Kexin Huang,Xiangyang Liu,Qianyu Guo,Tianxiang Sun,Jiawei Sun,Yaru Wang,Zeyang Zhou,Yixu Wang,Yan Teng,Xipeng Qiu,Yingchun Wang,Dahua Lin
2024-05-21
Abstract:The widespread adoption of large language models (LLMs) across various regions underscores the urgent need to evaluate their alignment with human values. Current benchmarks, however, fall short of effectively uncovering safety vulnerabilities in LLMs. Despite numerous models achieving high scores and 'topping the chart' in these evaluations, there is still a significant gap in LLMs' deeper alignment with human values and achieving genuine harmlessness. To this end, this paper proposes a value alignment benchmark named Flames, which encompasses both common harmlessness principles and a unique morality dimension that integrates specific Chinese values such as harmony. Accordingly, we carefully design adversarial prompts that incorporate complex scenarios and jailbreaking methods, mostly with implicit malice. By prompting 17 mainstream LLMs, we obtain model responses and rigorously annotate them for detailed evaluation. Our findings indicate that all the evaluated LLMs demonstrate relatively poor performance on Flames, particularly in the safety and fairness dimensions. We also develop a lightweight specified scorer capable of scoring LLMs across multiple dimensions to efficiently evaluate new models on the benchmark. The complexity of Flames has far exceeded existing benchmarks, setting a new challenge for contemporary LLMs and highlighting the need for further alignment of LLMs. Our benchmark is publicly available at
Computation and Language,Artificial Intelligence
What problem does this paper attempt to address?

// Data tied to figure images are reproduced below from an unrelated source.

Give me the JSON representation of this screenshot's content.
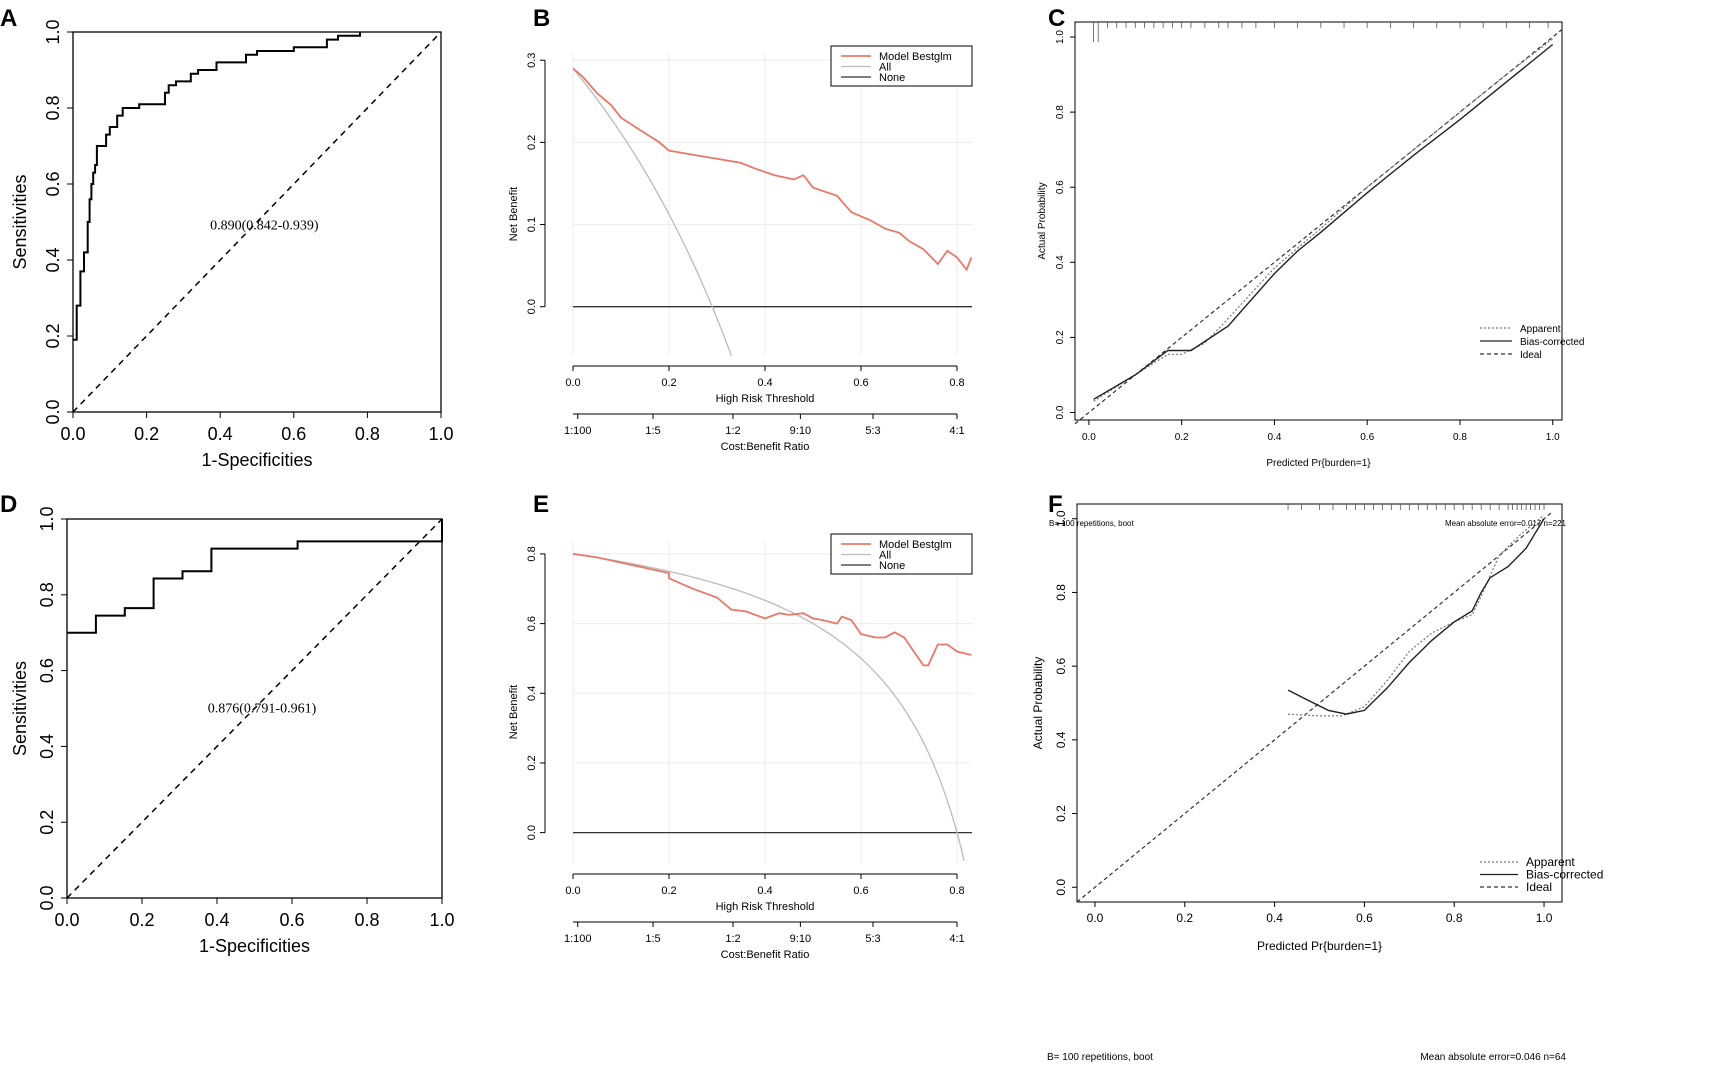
{
  "colors": {
    "model": "#e8786a",
    "all": "#bbbbbb",
    "none": "#333333",
    "axis": "#000000",
    "grid": "#ececec"
  },
  "chart_data": [
    {
      "panel": "A",
      "type": "line",
      "subtype": "roc",
      "xlabel": "1-Specificities",
      "ylabel": "Sensitivities",
      "xlim": [
        0,
        1
      ],
      "ylim": [
        0,
        1
      ],
      "xticks": [
        "0.0",
        "0.2",
        "0.4",
        "0.6",
        "0.8",
        "1.0"
      ],
      "yticks": [
        "0.0",
        "0.2",
        "0.4",
        "0.6",
        "0.8",
        "1.0"
      ],
      "annotation": "0.890(0.842-0.939)",
      "roc": [
        [
          0,
          0.19
        ],
        [
          0.01,
          0.19
        ],
        [
          0.01,
          0.28
        ],
        [
          0.02,
          0.28
        ],
        [
          0.02,
          0.37
        ],
        [
          0.03,
          0.37
        ],
        [
          0.03,
          0.42
        ],
        [
          0.04,
          0.42
        ],
        [
          0.04,
          0.5
        ],
        [
          0.045,
          0.5
        ],
        [
          0.045,
          0.56
        ],
        [
          0.05,
          0.56
        ],
        [
          0.05,
          0.6
        ],
        [
          0.055,
          0.6
        ],
        [
          0.055,
          0.63
        ],
        [
          0.06,
          0.63
        ],
        [
          0.06,
          0.65
        ],
        [
          0.065,
          0.65
        ],
        [
          0.065,
          0.7
        ],
        [
          0.09,
          0.7
        ],
        [
          0.09,
          0.73
        ],
        [
          0.1,
          0.73
        ],
        [
          0.1,
          0.75
        ],
        [
          0.12,
          0.75
        ],
        [
          0.12,
          0.78
        ],
        [
          0.135,
          0.78
        ],
        [
          0.135,
          0.8
        ],
        [
          0.18,
          0.8
        ],
        [
          0.18,
          0.81
        ],
        [
          0.25,
          0.81
        ],
        [
          0.25,
          0.84
        ],
        [
          0.26,
          0.84
        ],
        [
          0.26,
          0.86
        ],
        [
          0.28,
          0.86
        ],
        [
          0.28,
          0.87
        ],
        [
          0.32,
          0.87
        ],
        [
          0.32,
          0.89
        ],
        [
          0.34,
          0.89
        ],
        [
          0.34,
          0.9
        ],
        [
          0.39,
          0.9
        ],
        [
          0.39,
          0.92
        ],
        [
          0.47,
          0.92
        ],
        [
          0.47,
          0.94
        ],
        [
          0.5,
          0.94
        ],
        [
          0.5,
          0.95
        ],
        [
          0.6,
          0.95
        ],
        [
          0.6,
          0.96
        ],
        [
          0.69,
          0.96
        ],
        [
          0.69,
          0.98
        ],
        [
          0.72,
          0.98
        ],
        [
          0.72,
          0.99
        ],
        [
          0.78,
          0.99
        ],
        [
          0.78,
          1.0
        ]
      ]
    },
    {
      "panel": "B",
      "type": "line",
      "subtype": "decision-curve",
      "xlabel": "High Risk Threshold",
      "ylabel": "Net Benefit",
      "x2label": "Cost:Benefit Ratio",
      "xlim": [
        0,
        0.83
      ],
      "ylim": [
        -0.06,
        0.31
      ],
      "xticks": [
        "0.0",
        "0.2",
        "0.4",
        "0.6",
        "0.8"
      ],
      "yticks": [
        "0.0",
        "0.1",
        "0.2",
        "0.3"
      ],
      "x2ticks": [
        "1:100",
        "1:5",
        "1:2",
        "9:10",
        "5:3",
        "4:1"
      ],
      "legend": [
        "Model Bestglm",
        "All",
        "None"
      ],
      "prevalence": 0.29,
      "model": [
        [
          0,
          0.29
        ],
        [
          0.02,
          0.28
        ],
        [
          0.05,
          0.26
        ],
        [
          0.08,
          0.245
        ],
        [
          0.1,
          0.23
        ],
        [
          0.14,
          0.215
        ],
        [
          0.18,
          0.2
        ],
        [
          0.2,
          0.19
        ],
        [
          0.25,
          0.185
        ],
        [
          0.3,
          0.18
        ],
        [
          0.35,
          0.175
        ],
        [
          0.38,
          0.168
        ],
        [
          0.42,
          0.16
        ],
        [
          0.46,
          0.155
        ],
        [
          0.48,
          0.16
        ],
        [
          0.5,
          0.145
        ],
        [
          0.55,
          0.135
        ],
        [
          0.58,
          0.115
        ],
        [
          0.62,
          0.105
        ],
        [
          0.65,
          0.095
        ],
        [
          0.68,
          0.09
        ],
        [
          0.7,
          0.08
        ],
        [
          0.73,
          0.07
        ],
        [
          0.75,
          0.058
        ],
        [
          0.76,
          0.052
        ],
        [
          0.78,
          0.068
        ],
        [
          0.8,
          0.06
        ],
        [
          0.82,
          0.045
        ],
        [
          0.83,
          0.06
        ]
      ]
    },
    {
      "panel": "C",
      "type": "line",
      "subtype": "calibration",
      "xlabel": "Predicted Pr{burden=1}",
      "ylabel": "Actual Probability",
      "xlim": [
        -0.03,
        1.02
      ],
      "ylim": [
        -0.02,
        1.04
      ],
      "xticks": [
        "0.0",
        "0.2",
        "0.4",
        "0.6",
        "0.8",
        "1.0"
      ],
      "yticks": [
        "0.0",
        "0.2",
        "0.4",
        "0.6",
        "0.8",
        "1.0"
      ],
      "legend": [
        "Apparent",
        "Bias-corrected",
        "Ideal"
      ],
      "footnote_left": "B= 100 repetitions, boot",
      "footnote_right": "Mean absolute error=0.017 n=221",
      "apparent": [
        [
          0.01,
          0.03
        ],
        [
          0.1,
          0.1
        ],
        [
          0.17,
          0.155
        ],
        [
          0.2,
          0.155
        ],
        [
          0.25,
          0.185
        ],
        [
          0.3,
          0.25
        ],
        [
          0.4,
          0.385
        ],
        [
          0.5,
          0.49
        ],
        [
          0.6,
          0.6
        ],
        [
          0.7,
          0.7
        ],
        [
          0.8,
          0.8
        ],
        [
          0.9,
          0.9
        ],
        [
          1.0,
          0.995
        ]
      ],
      "bias_corrected": [
        [
          0.01,
          0.035
        ],
        [
          0.1,
          0.1
        ],
        [
          0.17,
          0.165
        ],
        [
          0.22,
          0.165
        ],
        [
          0.3,
          0.23
        ],
        [
          0.4,
          0.37
        ],
        [
          0.45,
          0.43
        ],
        [
          0.5,
          0.48
        ],
        [
          0.6,
          0.585
        ],
        [
          0.7,
          0.685
        ],
        [
          0.8,
          0.78
        ],
        [
          0.9,
          0.88
        ],
        [
          1.0,
          0.98
        ]
      ],
      "rug": [
        0.01,
        0.02,
        0.04,
        0.06,
        0.08,
        0.1,
        0.12,
        0.14,
        0.16,
        0.18,
        0.2,
        0.22,
        0.25,
        0.28,
        0.3,
        0.33,
        0.36,
        0.4,
        0.45,
        0.5,
        0.55,
        0.6,
        0.65,
        0.7,
        0.75,
        0.8,
        0.85,
        0.9,
        0.95,
        0.99
      ]
    },
    {
      "panel": "D",
      "type": "line",
      "subtype": "roc",
      "xlabel": "1-Specificities",
      "ylabel": "Sensitivities",
      "xlim": [
        0,
        1
      ],
      "ylim": [
        0,
        1
      ],
      "xticks": [
        "0.0",
        "0.2",
        "0.4",
        "0.6",
        "0.8",
        "1.0"
      ],
      "yticks": [
        "0.0",
        "0.2",
        "0.4",
        "0.6",
        "0.8",
        "1.0"
      ],
      "annotation": "0.876(0.791-0.961)",
      "roc": [
        [
          0,
          0.7
        ],
        [
          0.077,
          0.7
        ],
        [
          0.077,
          0.745
        ],
        [
          0.154,
          0.745
        ],
        [
          0.154,
          0.765
        ],
        [
          0.231,
          0.765
        ],
        [
          0.231,
          0.843
        ],
        [
          0.308,
          0.843
        ],
        [
          0.308,
          0.862
        ],
        [
          0.385,
          0.862
        ],
        [
          0.385,
          0.922
        ],
        [
          0.615,
          0.922
        ],
        [
          0.615,
          0.941
        ],
        [
          1.0,
          0.941
        ],
        [
          1.0,
          1.0
        ]
      ]
    },
    {
      "panel": "E",
      "type": "line",
      "subtype": "decision-curve",
      "xlabel": "High Risk Threshold",
      "ylabel": "Net Benefit",
      "x2label": "Cost:Benefit Ratio",
      "xlim": [
        0,
        0.83
      ],
      "ylim": [
        -0.09,
        0.84
      ],
      "xticks": [
        "0.0",
        "0.2",
        "0.4",
        "0.6",
        "0.8"
      ],
      "yticks": [
        "0.0",
        "0.2",
        "0.4",
        "0.6",
        "0.8"
      ],
      "x2ticks": [
        "1:100",
        "1:5",
        "1:2",
        "9:10",
        "5:3",
        "4:1"
      ],
      "legend": [
        "Model Bestglm",
        "All",
        "None"
      ],
      "prevalence": 0.8,
      "model": [
        [
          0,
          0.8
        ],
        [
          0.05,
          0.79
        ],
        [
          0.1,
          0.775
        ],
        [
          0.15,
          0.76
        ],
        [
          0.2,
          0.745
        ],
        [
          0.2,
          0.73
        ],
        [
          0.25,
          0.7
        ],
        [
          0.3,
          0.675
        ],
        [
          0.33,
          0.64
        ],
        [
          0.36,
          0.635
        ],
        [
          0.4,
          0.615
        ],
        [
          0.43,
          0.63
        ],
        [
          0.45,
          0.625
        ],
        [
          0.48,
          0.63
        ],
        [
          0.5,
          0.615
        ],
        [
          0.52,
          0.61
        ],
        [
          0.55,
          0.6
        ],
        [
          0.56,
          0.62
        ],
        [
          0.58,
          0.61
        ],
        [
          0.6,
          0.57
        ],
        [
          0.63,
          0.56
        ],
        [
          0.65,
          0.56
        ],
        [
          0.67,
          0.575
        ],
        [
          0.69,
          0.56
        ],
        [
          0.71,
          0.52
        ],
        [
          0.73,
          0.48
        ],
        [
          0.74,
          0.48
        ],
        [
          0.76,
          0.54
        ],
        [
          0.78,
          0.54
        ],
        [
          0.8,
          0.52
        ],
        [
          0.83,
          0.51
        ]
      ]
    },
    {
      "panel": "F",
      "type": "line",
      "subtype": "calibration",
      "xlabel": "Predicted Pr{burden=1}",
      "ylabel": "Actual Probability",
      "xlim": [
        -0.04,
        1.04
      ],
      "ylim": [
        -0.04,
        1.04
      ],
      "xticks": [
        "0.0",
        "0.2",
        "0.4",
        "0.6",
        "0.8",
        "1.0"
      ],
      "yticks": [
        "0.0",
        "0.2",
        "0.4",
        "0.6",
        "0.8",
        "1.0"
      ],
      "legend": [
        "Apparent",
        "Bias-corrected",
        "Ideal"
      ],
      "footnote_left": "B= 100 repetitions, boot",
      "footnote_right": "Mean absolute error=0.046 n=64",
      "apparent": [
        [
          0.43,
          0.47
        ],
        [
          0.5,
          0.465
        ],
        [
          0.55,
          0.465
        ],
        [
          0.6,
          0.49
        ],
        [
          0.65,
          0.56
        ],
        [
          0.7,
          0.64
        ],
        [
          0.75,
          0.69
        ],
        [
          0.8,
          0.72
        ],
        [
          0.84,
          0.74
        ],
        [
          0.86,
          0.79
        ],
        [
          0.9,
          0.9
        ],
        [
          0.95,
          0.96
        ],
        [
          1.0,
          1.01
        ]
      ],
      "bias_corrected": [
        [
          0.43,
          0.535
        ],
        [
          0.47,
          0.51
        ],
        [
          0.52,
          0.48
        ],
        [
          0.56,
          0.47
        ],
        [
          0.6,
          0.48
        ],
        [
          0.65,
          0.54
        ],
        [
          0.7,
          0.61
        ],
        [
          0.75,
          0.67
        ],
        [
          0.8,
          0.72
        ],
        [
          0.84,
          0.75
        ],
        [
          0.86,
          0.8
        ],
        [
          0.88,
          0.84
        ],
        [
          0.92,
          0.87
        ],
        [
          0.96,
          0.92
        ],
        [
          1.0,
          1.0
        ]
      ],
      "rug": [
        0.43,
        0.46,
        0.5,
        0.53,
        0.56,
        0.58,
        0.6,
        0.62,
        0.64,
        0.66,
        0.68,
        0.7,
        0.72,
        0.74,
        0.76,
        0.78,
        0.8,
        0.82,
        0.84,
        0.86,
        0.88,
        0.9,
        0.92,
        0.93,
        0.94,
        0.95,
        0.96,
        0.97,
        0.98,
        0.99,
        1.0
      ]
    }
  ]
}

The paper aims to address the issues of value alignment in large language models (LLMs), particularly the lack of evaluation benchmarks in the Chinese context. Specifically, although existing benchmarks can assess certain ethical and safety capabilities of language models, they fail to effectively reveal the safety vulnerabilities of LLMs. The paper proposes a new benchmark framework called FLAMES, which includes five dimensions: fairness, safety, morality, data protection, and legality. FLAMES evaluates the value alignment of LLMs by designing highly adversarial prompts and covers values unique to China, such as harmony. The main contributions of the paper are as follows: 1. **Highly Adversarial Benchmarking**: A dataset containing 2,251 meticulously handcrafted adversarial prompts was designed, with each prompt targeting a specific value dimension for testing. 2. **Fine-Grained Manual Annotation**: For each prompt, responses were collected from 17 well-known large-scale language models, and detailed annotation guidelines were iteratively designed. 3. **Specific Scorer**: A specific scoring model was developed to evaluate responses to FLAMES prompts, achieving an accuracy of 79.5%, significantly outperforming GPT-4 as a judge (61.3%). This scorer can serve as a useful tool for continuously evaluating and improving LLMs' performance on FLAMES. Overall, FLAMES aims to fill the gaps in existing evaluation benchmarks regarding complexity and consideration of Chinese cultural values, thereby better assessing the safety and value alignment of LLMs.